Parking spots aren't the best use of valuable real estate, but they should at least contribute to the city's well-being, argues Gideon Forman.
A June 2016 report [PDF] from the consulting firm KPMG suggests Toronto has something on the order of a million non-residential parking spots. That seems a rather large number, and makes one wonder whether this enormous land mass is being put to best use. What if we devoted some of this space not to vehicle storage but to affordable homes, schools, playgrounds, or vegetable gardens? Imagine growing food in areas that currently do no more than house our cars.
Even if we’re not ready to embrace this all-out land-use transformation, there is something else we can do, at least in the interim, to ensure parking spaces make a greater contribution to the city’s well-being. We can charge their owners a small levy.
The concept of a levy on commercial (not residential) parking spots is not new. A number of cities—including Montreal and Sydney and Melbourne, Australia—already have one. Montreal’s has been in place since 2010 and generates about $23 million annually for the city. In 2011, Melbourne’s levy brought in $45 million (Cdn).
A similar policy in Toronto would have many points in its favour.
The parking levy could bring the City a substantial amount of money. In its June report, KPMG looks at three scenarios, estimating the income from a levy of 50 cents, $1, and $1.50 per day per space. The net revenue ranges from $171 million to $535 million a year. Even at the low end, these dollars could, for example, allow the TTC to avoid transit fare hikes and $70 million in proposed service cuts. KPMG says the levy “could have a positive impact on the City’s ability to generate sustainable revenue streams.” This from one of the country’s most respected consulting firms.
The levy also boasts practicality and ease of administration. It is already permitted under the City of Toronto Act—it requires no additional permission from the province — and would be fairly cheap to operate. KPMG estimates it could be running in just 18 months and adds, “Given that there is already the municipal property tax system in place which could also potentially collect the parking levy, it is anticipated that there will be low administrative costs…”
Another virtue is the levy’s fairness. It could be higher in some parts of the city, and lower in others. For example, it could be more in the central business district and less in the inner suburbs. There could also be different rates for indoor and outdoor parking. This common-sense approach is employed in Montreal, which charges about $40 per year/square metre for outdoor spots in the business district, but only about $30 in other downtown areas. Differential pricing provides an incentive to reduce traffic in the busy city core while assisting land owners outside the core whose property is less valuable. To accommodate the needs of big, complex cities, revenue tools need to be flexible. The parking levy satisfies this criterion admirably.
Perhaps most encouraging is the fact the levy could incentivize public transit use and reduce congestion. A report prepared for Metrolinx in 2013 [PDF] looked at the Melbourne parking levy and found that, between 2005 and 2009, the levy area enjoyed a six per cent drop in weekday traffic.
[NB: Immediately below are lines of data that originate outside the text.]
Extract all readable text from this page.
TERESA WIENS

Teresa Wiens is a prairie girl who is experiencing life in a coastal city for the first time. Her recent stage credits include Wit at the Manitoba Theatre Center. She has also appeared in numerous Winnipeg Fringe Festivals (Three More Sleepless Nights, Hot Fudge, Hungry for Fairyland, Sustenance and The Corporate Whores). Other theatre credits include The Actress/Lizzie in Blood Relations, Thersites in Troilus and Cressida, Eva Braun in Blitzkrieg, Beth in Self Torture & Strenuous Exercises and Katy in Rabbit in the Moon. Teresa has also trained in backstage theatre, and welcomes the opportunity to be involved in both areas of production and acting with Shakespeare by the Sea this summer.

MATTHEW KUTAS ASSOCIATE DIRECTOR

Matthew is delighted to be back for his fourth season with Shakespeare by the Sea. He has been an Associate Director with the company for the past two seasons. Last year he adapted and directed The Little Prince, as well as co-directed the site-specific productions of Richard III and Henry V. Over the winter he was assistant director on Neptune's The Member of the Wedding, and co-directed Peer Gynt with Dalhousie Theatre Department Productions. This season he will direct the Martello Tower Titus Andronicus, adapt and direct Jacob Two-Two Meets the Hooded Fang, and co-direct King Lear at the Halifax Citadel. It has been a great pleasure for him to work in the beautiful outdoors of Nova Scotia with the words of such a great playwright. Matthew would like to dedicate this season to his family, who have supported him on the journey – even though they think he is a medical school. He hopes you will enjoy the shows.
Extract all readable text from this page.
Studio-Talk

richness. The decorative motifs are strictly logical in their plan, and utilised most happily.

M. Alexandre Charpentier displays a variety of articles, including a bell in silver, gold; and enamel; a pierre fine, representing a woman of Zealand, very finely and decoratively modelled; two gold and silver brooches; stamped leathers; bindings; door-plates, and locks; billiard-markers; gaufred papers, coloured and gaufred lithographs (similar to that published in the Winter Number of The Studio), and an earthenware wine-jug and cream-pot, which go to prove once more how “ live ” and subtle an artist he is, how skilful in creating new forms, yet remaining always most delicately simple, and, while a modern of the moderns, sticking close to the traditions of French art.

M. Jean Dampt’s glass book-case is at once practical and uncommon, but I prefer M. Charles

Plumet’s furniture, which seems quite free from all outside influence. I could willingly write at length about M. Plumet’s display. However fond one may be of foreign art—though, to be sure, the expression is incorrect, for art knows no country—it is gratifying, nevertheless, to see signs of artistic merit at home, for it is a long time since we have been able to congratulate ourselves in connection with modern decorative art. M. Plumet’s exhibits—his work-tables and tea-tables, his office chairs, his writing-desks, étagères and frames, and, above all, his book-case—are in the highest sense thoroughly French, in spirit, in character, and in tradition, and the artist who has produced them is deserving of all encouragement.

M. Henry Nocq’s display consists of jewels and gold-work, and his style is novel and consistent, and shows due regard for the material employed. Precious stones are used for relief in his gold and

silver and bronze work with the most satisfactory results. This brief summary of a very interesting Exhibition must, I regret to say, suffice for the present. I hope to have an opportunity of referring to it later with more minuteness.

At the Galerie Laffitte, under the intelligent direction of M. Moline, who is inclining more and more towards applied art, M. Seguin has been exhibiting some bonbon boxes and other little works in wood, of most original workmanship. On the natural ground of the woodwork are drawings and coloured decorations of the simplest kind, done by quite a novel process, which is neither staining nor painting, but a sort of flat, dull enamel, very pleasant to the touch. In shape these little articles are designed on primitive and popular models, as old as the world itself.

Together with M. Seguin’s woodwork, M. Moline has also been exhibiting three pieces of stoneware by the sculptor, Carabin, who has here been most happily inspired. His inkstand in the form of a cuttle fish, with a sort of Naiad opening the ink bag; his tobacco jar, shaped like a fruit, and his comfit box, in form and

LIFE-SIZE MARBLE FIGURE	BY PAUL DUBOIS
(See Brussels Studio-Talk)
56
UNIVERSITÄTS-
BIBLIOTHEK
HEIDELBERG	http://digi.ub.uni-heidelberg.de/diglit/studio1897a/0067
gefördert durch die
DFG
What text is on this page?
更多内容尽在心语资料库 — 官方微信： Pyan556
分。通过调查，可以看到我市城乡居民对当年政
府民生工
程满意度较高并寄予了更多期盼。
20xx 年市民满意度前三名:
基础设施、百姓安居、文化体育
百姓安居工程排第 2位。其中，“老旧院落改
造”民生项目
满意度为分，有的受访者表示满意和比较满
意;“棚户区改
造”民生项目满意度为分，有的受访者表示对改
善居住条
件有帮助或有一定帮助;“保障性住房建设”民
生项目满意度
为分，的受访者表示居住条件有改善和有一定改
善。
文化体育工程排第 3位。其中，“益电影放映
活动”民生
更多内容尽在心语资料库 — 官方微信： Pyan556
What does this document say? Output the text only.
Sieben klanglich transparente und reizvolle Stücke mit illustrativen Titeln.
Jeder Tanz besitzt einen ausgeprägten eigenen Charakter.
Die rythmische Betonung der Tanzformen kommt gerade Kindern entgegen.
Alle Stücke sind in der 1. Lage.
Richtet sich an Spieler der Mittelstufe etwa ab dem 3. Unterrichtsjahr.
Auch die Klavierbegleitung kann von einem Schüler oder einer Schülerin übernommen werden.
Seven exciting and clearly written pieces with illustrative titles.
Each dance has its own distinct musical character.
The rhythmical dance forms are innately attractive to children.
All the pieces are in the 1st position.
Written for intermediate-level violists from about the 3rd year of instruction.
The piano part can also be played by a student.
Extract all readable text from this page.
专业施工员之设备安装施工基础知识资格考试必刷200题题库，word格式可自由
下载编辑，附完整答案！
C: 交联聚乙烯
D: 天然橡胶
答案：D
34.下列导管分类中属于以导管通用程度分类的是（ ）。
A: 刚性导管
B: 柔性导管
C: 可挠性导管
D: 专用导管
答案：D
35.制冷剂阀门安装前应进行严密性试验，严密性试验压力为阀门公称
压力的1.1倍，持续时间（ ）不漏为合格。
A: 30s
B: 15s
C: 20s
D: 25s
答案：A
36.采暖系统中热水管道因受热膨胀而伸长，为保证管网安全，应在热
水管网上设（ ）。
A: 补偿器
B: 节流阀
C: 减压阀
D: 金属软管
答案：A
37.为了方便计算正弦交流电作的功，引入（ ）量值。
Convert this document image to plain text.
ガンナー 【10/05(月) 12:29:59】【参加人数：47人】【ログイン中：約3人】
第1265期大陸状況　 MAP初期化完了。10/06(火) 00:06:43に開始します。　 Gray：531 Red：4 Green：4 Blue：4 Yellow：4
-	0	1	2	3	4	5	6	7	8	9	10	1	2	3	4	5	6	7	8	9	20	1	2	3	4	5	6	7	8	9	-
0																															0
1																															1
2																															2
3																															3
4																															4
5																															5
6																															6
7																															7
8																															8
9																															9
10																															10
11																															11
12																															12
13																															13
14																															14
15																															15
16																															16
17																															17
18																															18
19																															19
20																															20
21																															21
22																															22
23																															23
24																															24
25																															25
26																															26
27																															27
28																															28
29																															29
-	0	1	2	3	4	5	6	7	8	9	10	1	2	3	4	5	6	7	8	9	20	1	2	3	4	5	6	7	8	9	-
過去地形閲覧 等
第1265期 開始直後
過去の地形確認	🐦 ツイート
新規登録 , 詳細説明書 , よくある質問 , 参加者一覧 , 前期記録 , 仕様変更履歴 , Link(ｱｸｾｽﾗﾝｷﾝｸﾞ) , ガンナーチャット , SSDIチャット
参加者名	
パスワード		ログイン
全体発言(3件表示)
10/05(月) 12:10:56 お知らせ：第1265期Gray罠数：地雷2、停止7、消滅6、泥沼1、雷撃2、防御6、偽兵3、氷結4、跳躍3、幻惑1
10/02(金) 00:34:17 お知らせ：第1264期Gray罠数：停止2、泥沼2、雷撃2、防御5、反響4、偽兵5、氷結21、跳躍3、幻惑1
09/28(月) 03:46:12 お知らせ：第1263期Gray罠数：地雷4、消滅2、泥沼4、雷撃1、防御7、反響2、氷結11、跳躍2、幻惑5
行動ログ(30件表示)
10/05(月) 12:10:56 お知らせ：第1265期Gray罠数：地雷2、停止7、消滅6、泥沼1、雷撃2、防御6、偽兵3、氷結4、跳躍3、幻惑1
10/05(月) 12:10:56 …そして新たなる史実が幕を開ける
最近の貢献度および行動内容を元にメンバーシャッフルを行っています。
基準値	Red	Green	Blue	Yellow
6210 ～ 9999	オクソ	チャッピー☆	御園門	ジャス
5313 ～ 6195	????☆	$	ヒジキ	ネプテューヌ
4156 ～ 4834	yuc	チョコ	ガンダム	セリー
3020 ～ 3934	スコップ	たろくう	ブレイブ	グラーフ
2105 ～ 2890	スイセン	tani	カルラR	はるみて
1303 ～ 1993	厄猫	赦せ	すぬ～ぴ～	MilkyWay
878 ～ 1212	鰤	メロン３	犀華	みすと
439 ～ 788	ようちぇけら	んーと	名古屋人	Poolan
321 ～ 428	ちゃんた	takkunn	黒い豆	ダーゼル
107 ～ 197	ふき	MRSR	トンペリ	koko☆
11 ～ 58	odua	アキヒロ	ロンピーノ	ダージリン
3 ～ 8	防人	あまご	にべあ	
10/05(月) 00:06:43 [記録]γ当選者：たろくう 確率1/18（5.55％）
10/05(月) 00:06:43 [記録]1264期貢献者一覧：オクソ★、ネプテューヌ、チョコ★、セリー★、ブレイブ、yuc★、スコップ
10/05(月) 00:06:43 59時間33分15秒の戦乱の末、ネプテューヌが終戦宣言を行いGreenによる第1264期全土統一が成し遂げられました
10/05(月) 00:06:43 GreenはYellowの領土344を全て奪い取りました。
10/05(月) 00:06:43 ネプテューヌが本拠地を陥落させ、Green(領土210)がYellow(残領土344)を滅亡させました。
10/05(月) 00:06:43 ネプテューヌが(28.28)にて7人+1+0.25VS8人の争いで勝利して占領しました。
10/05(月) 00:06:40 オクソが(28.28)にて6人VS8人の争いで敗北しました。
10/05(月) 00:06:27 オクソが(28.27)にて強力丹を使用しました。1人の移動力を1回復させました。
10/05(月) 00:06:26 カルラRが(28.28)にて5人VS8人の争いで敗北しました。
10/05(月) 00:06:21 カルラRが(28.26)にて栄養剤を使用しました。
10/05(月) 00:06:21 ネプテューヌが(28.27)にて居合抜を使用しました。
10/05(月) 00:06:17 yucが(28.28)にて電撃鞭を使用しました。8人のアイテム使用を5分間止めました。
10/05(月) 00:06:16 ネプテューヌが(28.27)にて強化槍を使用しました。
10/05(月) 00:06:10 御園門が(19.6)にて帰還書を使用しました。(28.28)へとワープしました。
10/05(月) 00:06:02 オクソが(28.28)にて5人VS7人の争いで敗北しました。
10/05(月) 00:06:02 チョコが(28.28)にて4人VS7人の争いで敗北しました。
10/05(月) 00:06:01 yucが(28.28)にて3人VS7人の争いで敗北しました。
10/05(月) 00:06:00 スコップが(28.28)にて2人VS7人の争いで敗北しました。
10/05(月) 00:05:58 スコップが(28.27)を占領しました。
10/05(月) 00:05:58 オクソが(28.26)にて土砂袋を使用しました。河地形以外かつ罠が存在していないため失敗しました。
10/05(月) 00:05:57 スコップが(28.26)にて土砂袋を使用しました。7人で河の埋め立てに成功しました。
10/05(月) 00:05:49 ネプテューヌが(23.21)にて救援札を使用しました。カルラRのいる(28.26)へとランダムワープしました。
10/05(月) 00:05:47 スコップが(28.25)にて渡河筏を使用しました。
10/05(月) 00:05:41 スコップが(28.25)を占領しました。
That’s not an enormous cut but, as every driver will tell you, any move in this direction is welcome. Referring to a potential levy in Toronto, KPMG argues, “it is likely that this revenue option will shift consumer behaviour towards alternative forms of transportation, improving congestion on roads…” A 2016 paper by Harry Kitchen and Enid Slack [PDF] published by the University of Toronto’s Institute on Municipal Finance and Governance concludes that the levy would be “ideally suited to handling problems created by parking congestion.”
Parking lots are a form of pollution. They sprawl across the city, facilitating the use of gas-powered vehicles, and cover up areas that could be deployed for more pressing things, such as food production. But as long as they’re around, let’s require them to make a bigger contribution to city-building. Let’s put a modest levy on those million spaces and in doing so generate hundreds of millions of dollars for transit and begin the process of reducing congestion in Toronto.
Gideon Forman is a Transportation Analyst at the David Suzuki Foundation.